- Wolfsburger Stadtgespräche: Gefährdungslage Salafismus – Gründe und Prävention

Die Volkshochschule im Bildungshaus Wolfsburg, der IFK und der Deutsch-Arabische Freundschaftskreis luden gemeinsam zu einer Infoveranstaltung mit einem Vortrag von Dr. Andreas Schwegel vom LKA ein.

Über 40 Personen folgten der Einladung zum Wolfsburger Stadtgespräch „Gefährdungslage Salafismus – Gründe und Präventionen“. Zu Gast war Dr. Andreas Schwegel, Mitarbeiter beim Landeskriminalamt Niedersachsen und Geschäftsführer der Kompetenzstelle Islamismusprävention Niedersachsen (KIP NI).

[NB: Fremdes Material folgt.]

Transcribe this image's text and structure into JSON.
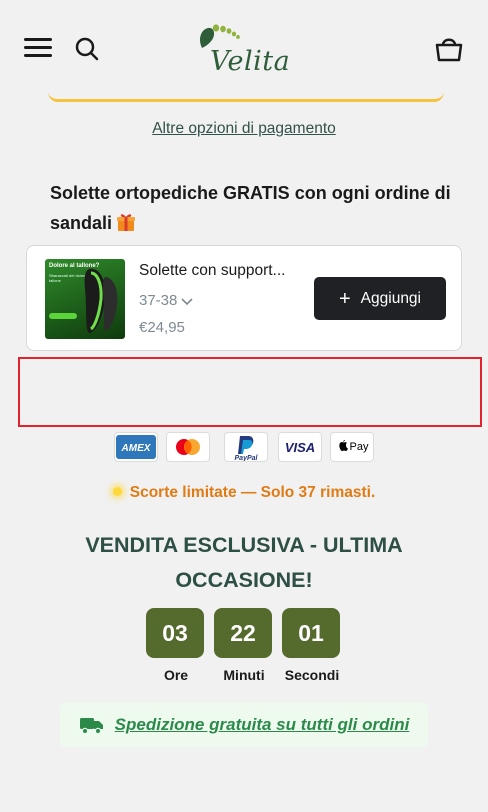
{
  "header": {
    "logo_text": "Velita",
    "brand_color": "#2f5d3a",
    "icons": [
      "menu-icon",
      "search-icon",
      "cart-icon"
    ]
  },
  "payment": {
    "other_options_label": "Altre opzioni di pagamento",
    "methods": [
      "AMEX",
      "Mastercard",
      "PayPal",
      "VISA",
      "Apple Pay"
    ]
  },
  "upsell": {
    "title": "Solette ortopediche GRATIS con ogni ordine di sandali",
    "product": {
      "name": "Solette con support...",
      "variant": "37-38",
      "price": "€24,95",
      "thumb_heading": "Dolore al tallone?",
      "thumb_caption": "Sbarazzati del dolore al tallone"
    },
    "add_button_label": "Aggiungi"
  },
  "stock": {
    "text": "Scorte limitate — Solo 37 rimasti.",
    "color": "#e07b14"
  },
  "sale": {
    "title": "VENDITA ESCLUSIVA - ULTIMA OCCASIONE!"
  },
  "countdown": [
    {
      "value": "03",
      "label": "Ore"
    },
    {
      "value": "22",
      "label": "Minuti"
    },
    {
      "value": "01",
      "label": "Secondi"
    }
  ],
  "shipping": {
    "text": "Spedizione gratuita su tutti gli ordini"
  }
}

„Islamismus ist nicht der Islam“, leitet Dr. Andreas Schwegel in seinen Vortrag zum Wolfsburger Stadtgespräch über die Gefährdungslage Salafismus ein und stellt seinen Ausführungen voran, dass Definitionen unumgänglich seien, um in einem Rechtsstaat eine Einordnung von Straf- und Gewalttaten vornehmen zu können. Diesen bildungspolitisch relevanten Ansatz unterstreicht Susann Köhler, kommissarische Leitung der VHS: „Zentral sind für mich neutrale Informationen und eine Einordnung aktueller Entwicklungen, um diese überhaupt nachvollziehen zu können.“

Der Salafismus gilt als dynamische, stark wachsende Szene im islamistisch-extremistischen Spektrum und zeigt eine klare Abgrenzung zu unserem Rechtsstaat auf: Im Salafismus steht das Gottesgebot über dem weltlich geschaffenen Recht. Zudem sei diese Form des Islams religiös und politisch geprägt.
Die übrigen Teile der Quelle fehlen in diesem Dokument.